Ever since Teva Pharmaceutical Industries Ltd. sued Eli Lilly and Co. in 2018 claiming Lilly’s migraine drug, Emgality (galcanezumab), infringed its headache treatment patents, the two companies have been on a litigation rollercoaster. First a jury agreed with Teva. Then a U.S. district judge said the jury got it wrong and declared the patents were invalid because they didn’t satisfy written-description and enablement requirements. The latest twist is the U.S. Court of Appeals for the Federal Circuit reversing the judge and siding with the original jury verdict.

AACR: Early data position Junshi in next-gen immuno-oncology race

Shanghai Junshi Biosciences Co. Ltd reported early clinical signals across its next-generation immuno-oncology pipeline, including response rates of up to 71% in metastatic colorectal cancer and 45.5% in hepatocellular carcinoma, at the American Association for Cancer Research (AACR) meeting in San Diego. Although the data are preliminary, they provide an early look at how the company is attempting to expand the reach of immunotherapy into tumors that have historically shown limited response. “At this year's AACR annual meeting, we reported not only two combination therapy datasets for our bispecific antibody, JS-207, but also first-in-human results for the bispecific ADC [antibody-drug conjugate] JS-212. Their results demonstrated highly encouraging clinical profiles,” said Junshi Biosciences CEO Jianjun Zou.

Biogen amasses full felzartamab rights with $850M TJ deal

Biogen Inc. has consolidated full global rights to felzartamab through an $850 million deal with TJ Biopharma Co. Ltd. April 20, closing the chapter on a complex 10-year license saga.
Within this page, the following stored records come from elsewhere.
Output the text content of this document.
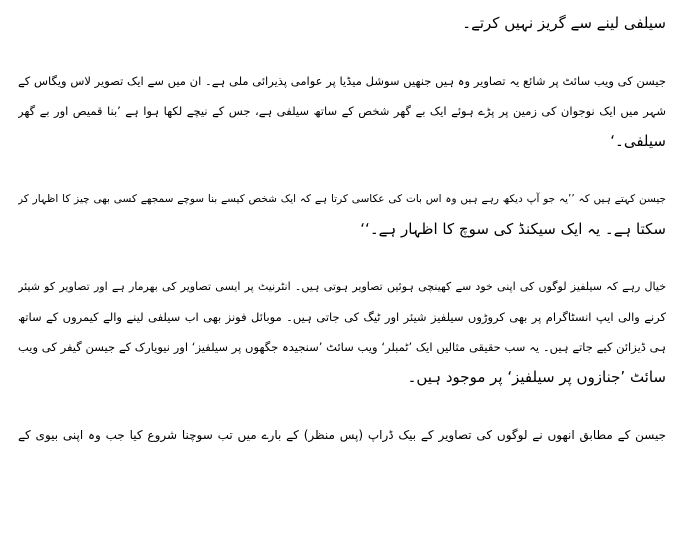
سیلفی لینے سے گریز نہیں کرتے۔
جیسن کی ویب سائٹ پر شائع یہ تصاویر وہ ہیں جنھیں سوشل میڈیا پر عوامی پذیرائی ملی ہے۔ ان میں سے ایک تصویر لاس ویگاس کے
شہر میں ایک نوجوان کی زمین پر پڑے ہوئے ایک بے گھر شخص کے ساتھ سیلفی ہے، جس کے نیچے لکھا ہوا ہے ’بنا قمیص اور بے گھر
سیلفی۔‘
جیسن کہتے ہیں کہ ’’یہ جو آپ دیکھ رہے ہیں وہ اس بات کی عکاسی کرتا ہے کہ ایک شخص کیسے بنا سوچے سمجھے کسی بھی چیز کا اظہار کر
سکتا ہے۔ یہ ایک سیکنڈ کی سوچ کا اظہار ہے۔‘‘
خیال رہے کہ سیلفیز لوگوں کی اپنی خود سے کھینچی ہوئیں تصاویر ہوتی ہیں۔ انٹرنیٹ پر ایسی تصاویر کی بھرمار ہے اور تصاویر کو شیئر
کرنے والی ایپ انسٹاگرام پر بھی کروڑوں سیلفیز شیئر اور ٹیگ کی جاتی ہیں۔ موبائل فونز بھی اب سیلفی لینے والے کیمروں کے ساتھ
ہی ڈیزائن کیے جاتے ہیں۔ یہ سب حقیقی مثالیں ایک ’ٹمبلر‘ ویب سائٹ ’سنجیدہ جگھوں پر سیلفیز‘ اور نیویارک کے جیسن گیفر کی ویب
سائٹ ’جنازوں پر سیلفیز‘ پر موجود ہیں۔
جیسن کے مطابق انھوں نے لوگوں کی تصاویر کے بیک ڈراپ (پس منظر) کے بارے میں تب سوچنا شروع کیا جب وہ اپنی بیوی کے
Felzartamab is an anti-CD38 human monoclonal antibody originally developed by first-generation mAb pioneer Morphosys AG for cancer indications, including multiple myeloma, before expansion into immune-mediated diseases. “This deal is important to Biogen as it further expands the global opportunity for felzartamab, a potential pipeline-in-a-product with broad applicability across a range of immune-mediated conditions,” according to Fraser Hall, president of Biogen’s intercontinental region.
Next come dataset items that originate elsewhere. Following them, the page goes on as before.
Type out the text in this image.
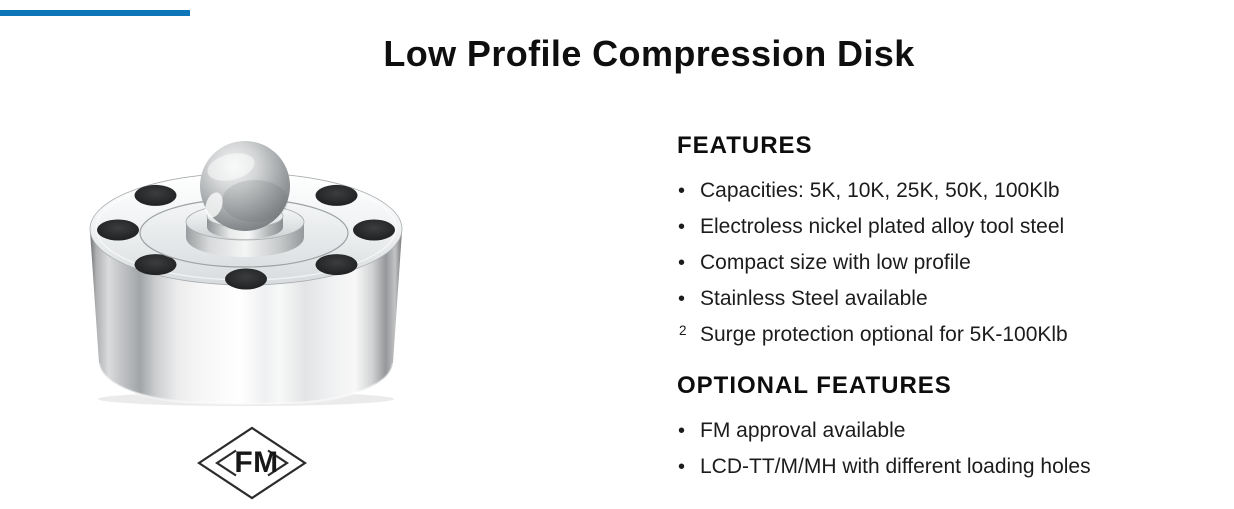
Low Profile Compression Disk
FM
FEATURES
• Capacities: 5K, 10K, 25K, 50K, 100Klb
• Electroless nickel plated alloy tool steel
• Compact size with low profile
• Stainless Steel available
2 Surge protection optional for 5K-100Klb
OPTIONAL FEATURES
• FM approval available
• LCD-TT/M/MH with different loading holes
At AACR: Epigenetic fingerprints in metastases track tumor origin

When a tumor migrates and colonizes another tissue or organ, it can be identified as a metastasis, but its origin is not always clear. Now, a study based on machine learning has identified DNA-methylation patterns that reveal the type of tissue a cancer comes from when the primary tumor cannot be found. This technique could help guide more specific treatments for patients with cancers of unknown primary, who today often receive broad, nontargeted chemotherapy. The research, “A machine learning model that uses DNA methylation patterns may help identify the origin of cancers of unknown primary,” was presented at the American Association for Cancer Research (AACR) conference, being held in San Diego April 17-22, 2026.